10.

En rentrant de l’école après le zoo je me suis bagarré avec Harold Lund. C’est un grand affreux qui est copain avec Marty Polaski. Y m’a pris par surprise, ce qui est pas une manière régulière de se battre, mon vieux, y m’a sauté dessus et y m’a jeté par terre et y m’a coincé avec ses genoux sur mes épaules jusqu’à ce que Shrubs lui balance une poubelle sur la tête et là on a couru tous les deux jusque chez nous.

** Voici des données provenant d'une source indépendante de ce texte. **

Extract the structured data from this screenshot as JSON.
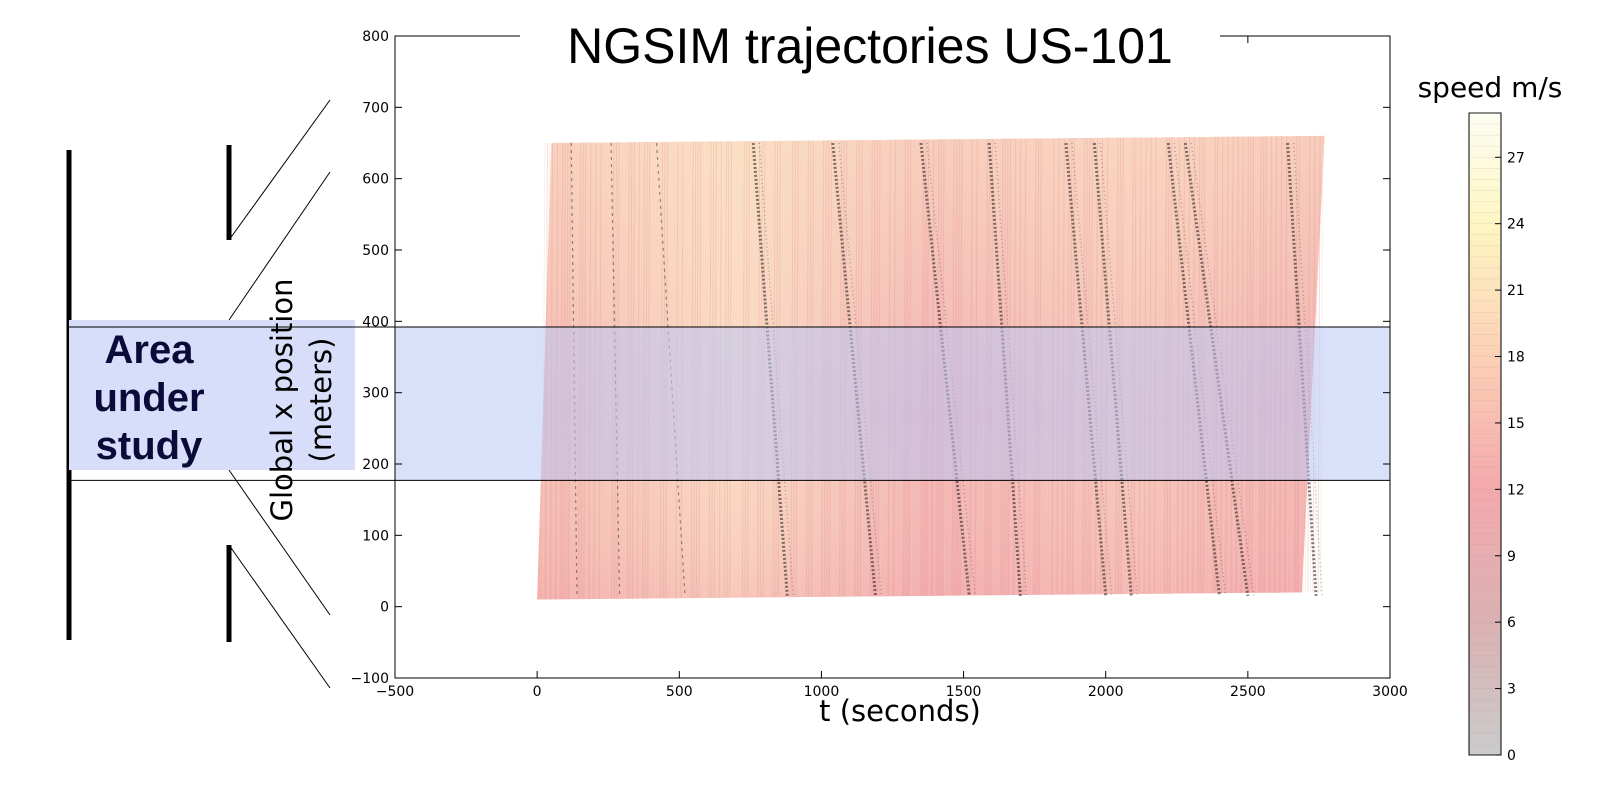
{
  "chart_data": {
    "type": "scatter",
    "title": "NGSIM trajectories US-101",
    "xlabel": "t (seconds)",
    "ylabel_line1": "Global x position",
    "ylabel_line2": "(meters)",
    "xlim": [
      -500,
      3000
    ],
    "ylim": [
      -100,
      800
    ],
    "xticks": [
      -500,
      0,
      500,
      1000,
      1500,
      2000,
      2500,
      3000
    ],
    "yticks": [
      -100,
      0,
      100,
      200,
      300,
      400,
      500,
      600,
      700,
      800
    ],
    "xtick_labels": [
      "−500",
      "0",
      "500",
      "1000",
      "1500",
      "2000",
      "2500",
      "3000"
    ],
    "ytick_labels": [
      "−100",
      "0",
      "100",
      "200",
      "300",
      "400",
      "500",
      "600",
      "700",
      "800"
    ],
    "grid": false,
    "trajectory_region": {
      "corners": [
        [
          0,
          10
        ],
        [
          2690,
          20
        ],
        [
          2770,
          660
        ],
        [
          50,
          650
        ]
      ],
      "color_low_speed": "#e9a3a6",
      "color_high_speed": "#fde6c8"
    },
    "congestion_waves": [
      {
        "t_top": 760,
        "t_bottom": 880
      },
      {
        "t_top": 1040,
        "t_bottom": 1190
      },
      {
        "t_top": 1350,
        "t_bottom": 1520
      },
      {
        "t_top": 1590,
        "t_bottom": 1700
      },
      {
        "t_top": 1860,
        "t_bottom": 2000
      },
      {
        "t_top": 1960,
        "t_bottom": 2090
      },
      {
        "t_top": 2220,
        "t_bottom": 2400
      },
      {
        "t_top": 2280,
        "t_bottom": 2500
      },
      {
        "t_top": 2640,
        "t_bottom": 2740
      },
      {
        "t_top": 120,
        "t_bottom": 140
      },
      {
        "t_top": 260,
        "t_bottom": 290
      },
      {
        "t_top": 420,
        "t_bottom": 520
      }
    ],
    "study_area": {
      "y_range": [
        177,
        392
      ],
      "label_lines": [
        "Area",
        "under",
        "study"
      ],
      "color": "#d8def9"
    },
    "colorbar": {
      "title": "speed m/s",
      "min": 0,
      "max": 29,
      "ticks": [
        0,
        3,
        6,
        9,
        12,
        15,
        18,
        21,
        24,
        27
      ],
      "stops": [
        {
          "value": 0,
          "color": "#cbcbcb"
        },
        {
          "value": 6,
          "color": "#dbb1b3"
        },
        {
          "value": 12,
          "color": "#f4a9ac"
        },
        {
          "value": 18,
          "color": "#fcd0b6"
        },
        {
          "value": 24,
          "color": "#fef6c2"
        },
        {
          "value": 29,
          "color": "#fdfdf3"
        }
      ]
    }
  }
}
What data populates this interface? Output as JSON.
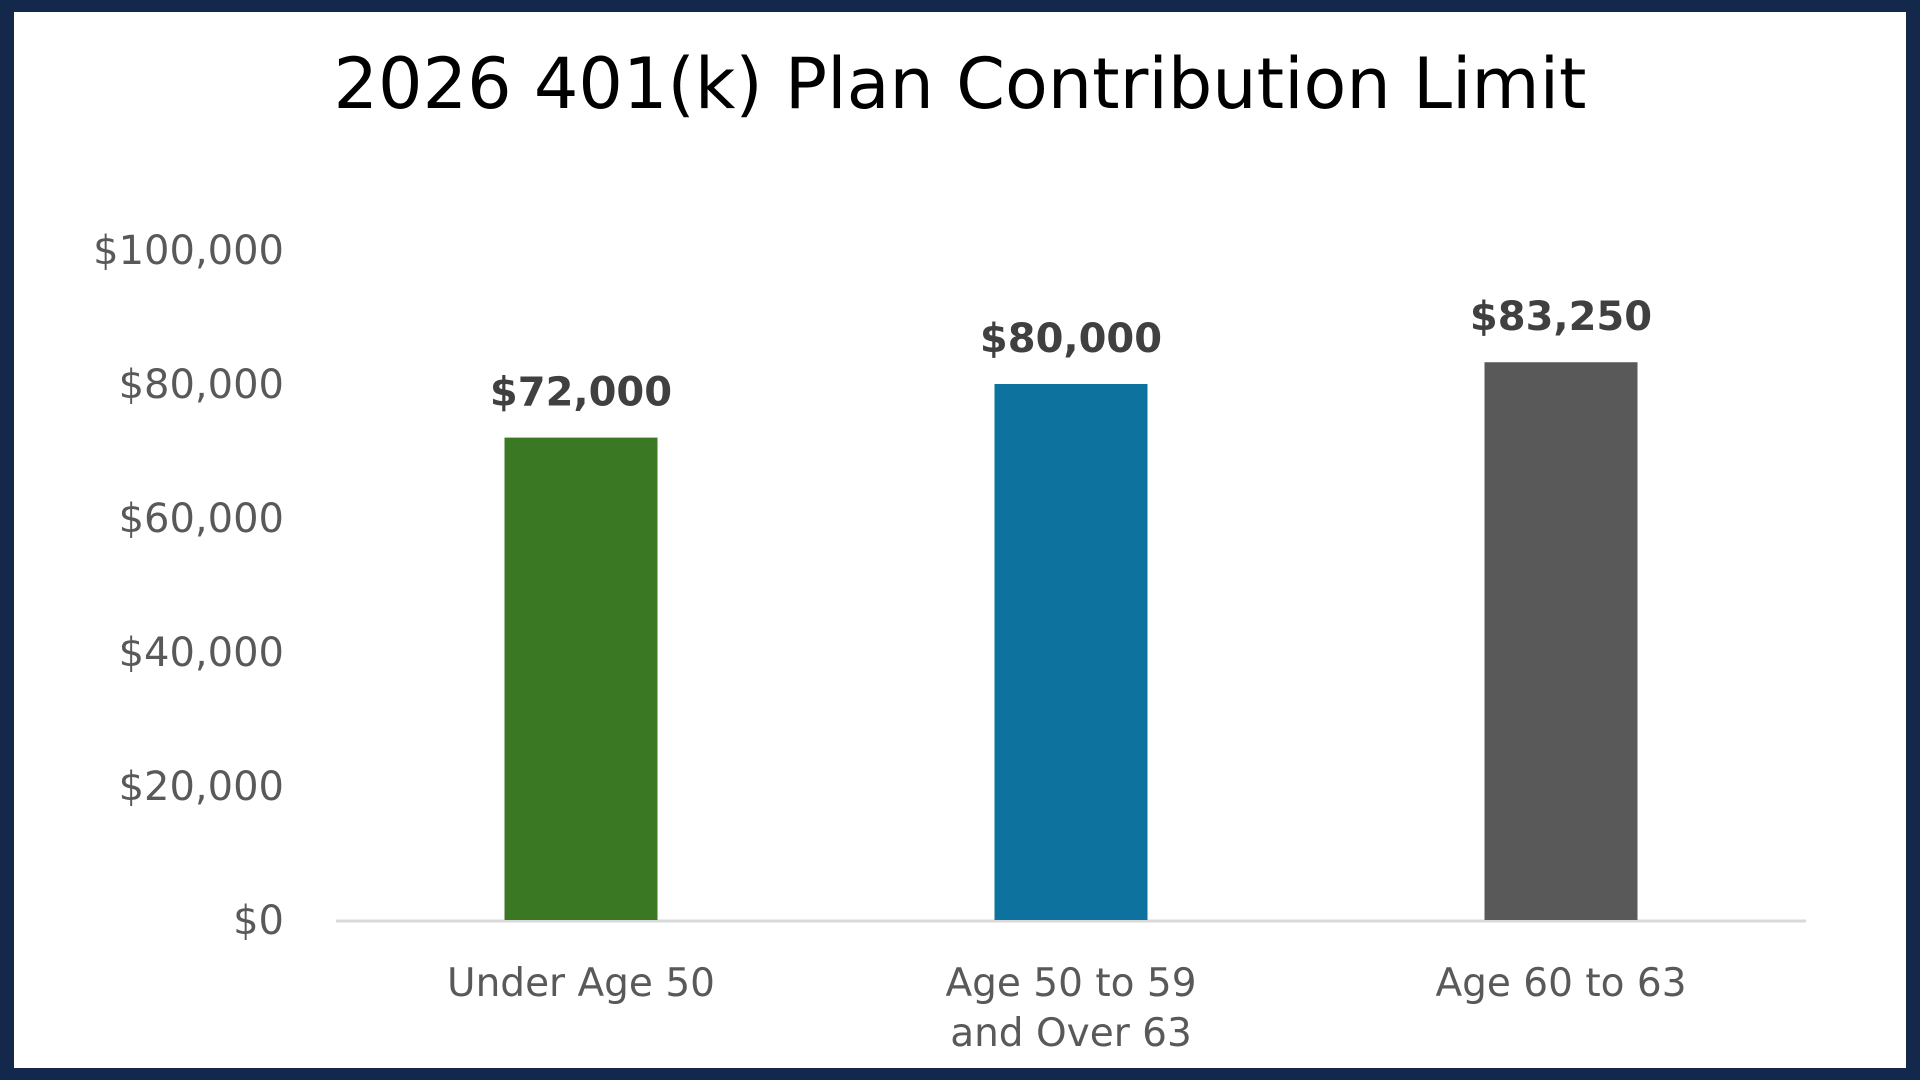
{
  "chart_data": {
    "type": "bar",
    "title": "2026 401(k) Plan Contribution Limit",
    "categories": [
      [
        "Under Age 50"
      ],
      [
        "Age 50 to 59",
        "and Over 63"
      ],
      [
        "Age 60 to 63"
      ]
    ],
    "values": [
      72000,
      80000,
      83250
    ],
    "data_labels": [
      "$72,000",
      "$80,000",
      "$83,250"
    ],
    "bar_colors": [
      "#3b7824",
      "#0e729e",
      "#595959"
    ],
    "ylim": [
      0,
      100000
    ],
    "yticks": [
      0,
      20000,
      40000,
      60000,
      80000,
      100000
    ],
    "ytick_labels": [
      "$0",
      "$20,000",
      "$40,000",
      "$60,000",
      "$80,000",
      "$100,000"
    ],
    "xlabel": "",
    "ylabel": "",
    "grid": false,
    "legend": "none"
  }
}
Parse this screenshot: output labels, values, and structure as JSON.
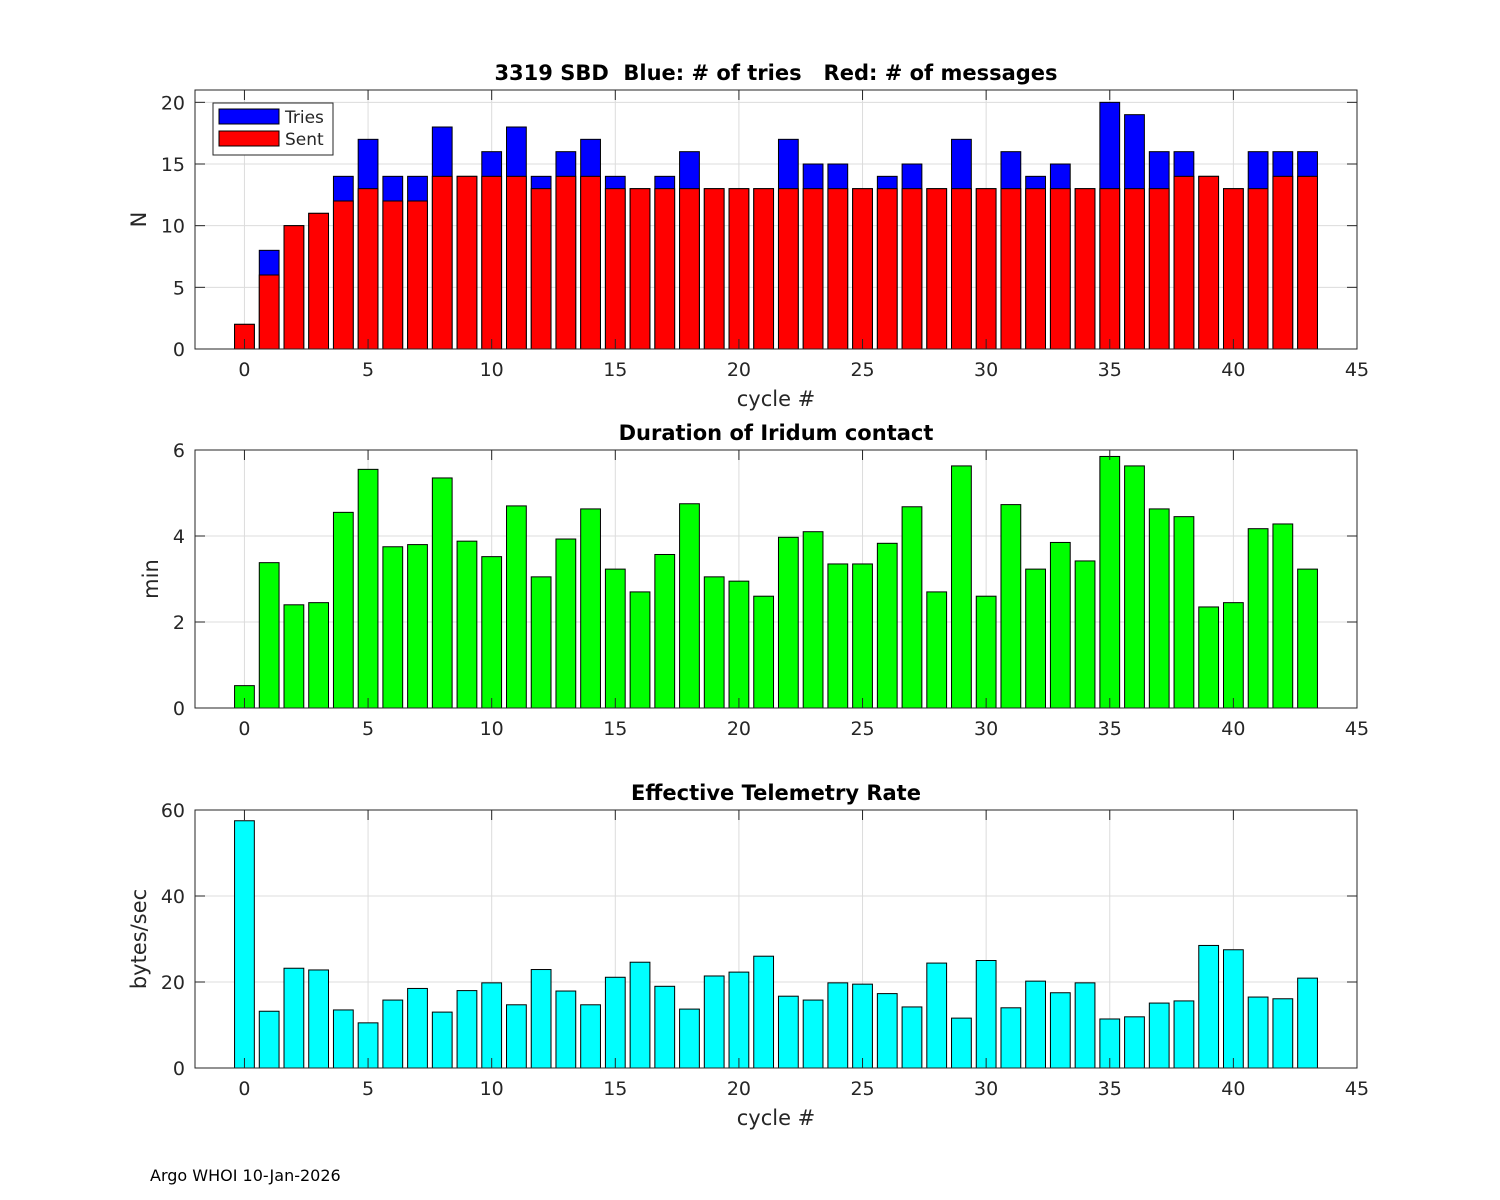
{
  "footer": "Argo WHOI 10-Jan-2026",
  "chart_data": [
    {
      "type": "bar",
      "title": "3319 SBD  Blue: # of tries   Red: # of messages",
      "xlabel": "cycle #",
      "ylabel": "N",
      "xlim": [
        -2,
        45
      ],
      "ylim": [
        0,
        21
      ],
      "xticks": [
        0,
        5,
        10,
        15,
        20,
        25,
        30,
        35,
        40,
        45
      ],
      "yticks": [
        0,
        5,
        10,
        15,
        20
      ],
      "grid": true,
      "legend_position": "top-left",
      "x": [
        0,
        1,
        2,
        3,
        4,
        5,
        6,
        7,
        8,
        9,
        10,
        11,
        12,
        13,
        14,
        15,
        16,
        17,
        18,
        19,
        20,
        21,
        22,
        23,
        24,
        25,
        26,
        27,
        28,
        29,
        30,
        31,
        32,
        33,
        34,
        35,
        36,
        37,
        38,
        39,
        40,
        41,
        42,
        43
      ],
      "series": [
        {
          "name": "Tries",
          "color": "#0000ff",
          "values": [
            2,
            8,
            10,
            11,
            14,
            17,
            14,
            14,
            18,
            14,
            16,
            18,
            14,
            16,
            17,
            14,
            13,
            14,
            16,
            13,
            13,
            13,
            17,
            15,
            15,
            13,
            14,
            15,
            13,
            17,
            13,
            16,
            14,
            15,
            13,
            20,
            19,
            16,
            16,
            14,
            13,
            16,
            16,
            16
          ]
        },
        {
          "name": "Sent",
          "color": "#ff0000",
          "values": [
            2,
            6,
            10,
            11,
            12,
            13,
            12,
            12,
            14,
            14,
            14,
            14,
            13,
            14,
            14,
            13,
            13,
            13,
            13,
            13,
            13,
            13,
            13,
            13,
            13,
            13,
            13,
            13,
            13,
            13,
            13,
            13,
            13,
            13,
            13,
            13,
            13,
            13,
            14,
            14,
            13,
            13,
            14,
            14
          ]
        }
      ]
    },
    {
      "type": "bar",
      "title": "Duration of Iridum contact",
      "xlabel": "",
      "ylabel": "min",
      "xlim": [
        -2,
        45
      ],
      "ylim": [
        0,
        6
      ],
      "xticks": [
        0,
        5,
        10,
        15,
        20,
        25,
        30,
        35,
        40,
        45
      ],
      "yticks": [
        0,
        2,
        4,
        6
      ],
      "grid": true,
      "x": [
        -1,
        0,
        1,
        2,
        3,
        4,
        5,
        6,
        7,
        8,
        9,
        10,
        11,
        12,
        13,
        14,
        15,
        16,
        17,
        18,
        19,
        20,
        21,
        22,
        23,
        24,
        25,
        26,
        27,
        28,
        29,
        30,
        31,
        32,
        33,
        34,
        35,
        36,
        37,
        38,
        39,
        40,
        41,
        42,
        43
      ],
      "series": [
        {
          "name": "Duration",
          "color": "#00ff00",
          "values": [
            0,
            0.52,
            3.38,
            2.4,
            2.45,
            4.55,
            5.55,
            3.75,
            3.8,
            5.35,
            3.88,
            3.52,
            4.7,
            3.05,
            3.93,
            4.63,
            3.23,
            2.7,
            3.57,
            4.75,
            3.05,
            2.95,
            2.6,
            3.97,
            4.1,
            3.35,
            3.35,
            3.83,
            4.68,
            2.7,
            5.63,
            2.6,
            4.73,
            3.23,
            3.85,
            3.42,
            5.85,
            5.63,
            4.63,
            4.45,
            2.35,
            2.45,
            4.17,
            4.28,
            3.23
          ]
        }
      ]
    },
    {
      "type": "bar",
      "title": "Effective Telemetry Rate",
      "xlabel": "cycle #",
      "ylabel": "bytes/sec",
      "xlim": [
        -2,
        45
      ],
      "ylim": [
        0,
        60
      ],
      "xticks": [
        0,
        5,
        10,
        15,
        20,
        25,
        30,
        35,
        40,
        45
      ],
      "yticks": [
        0,
        20,
        40,
        60
      ],
      "grid": true,
      "x": [
        0,
        1,
        2,
        3,
        4,
        5,
        6,
        7,
        8,
        9,
        10,
        11,
        12,
        13,
        14,
        15,
        16,
        17,
        18,
        19,
        20,
        21,
        22,
        23,
        24,
        25,
        26,
        27,
        28,
        29,
        30,
        31,
        32,
        33,
        34,
        35,
        36,
        37,
        38,
        39,
        40,
        41,
        42,
        43
      ],
      "series": [
        {
          "name": "Rate",
          "color": "#00ffff",
          "values": [
            57.5,
            13.2,
            23.2,
            22.8,
            13.5,
            10.5,
            15.8,
            18.5,
            13,
            18,
            19.8,
            14.7,
            22.9,
            17.9,
            14.7,
            21.1,
            24.6,
            19,
            13.7,
            21.4,
            22.3,
            26,
            16.7,
            15.8,
            19.8,
            19.5,
            17.3,
            14.2,
            24.4,
            11.6,
            25,
            14,
            20.2,
            17.5,
            19.8,
            11.4,
            11.9,
            15.1,
            15.6,
            28.5,
            27.5,
            16.5,
            16.1,
            20.9
          ]
        }
      ]
    }
  ]
}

Dès que je suis arrivé à la maison, ma manman m’a dit : « Pas un mot ! » pasqu’elle a vu que mon pantalon était tout vert aux genoux d’avoir traîné dans l’herbe. (Un pantalon neuf, j’l’avais eu à West Clothing, oùsqu’il n’y a pas de porte aux salons d’essayage et qu’une petite fille a vu mon slip.)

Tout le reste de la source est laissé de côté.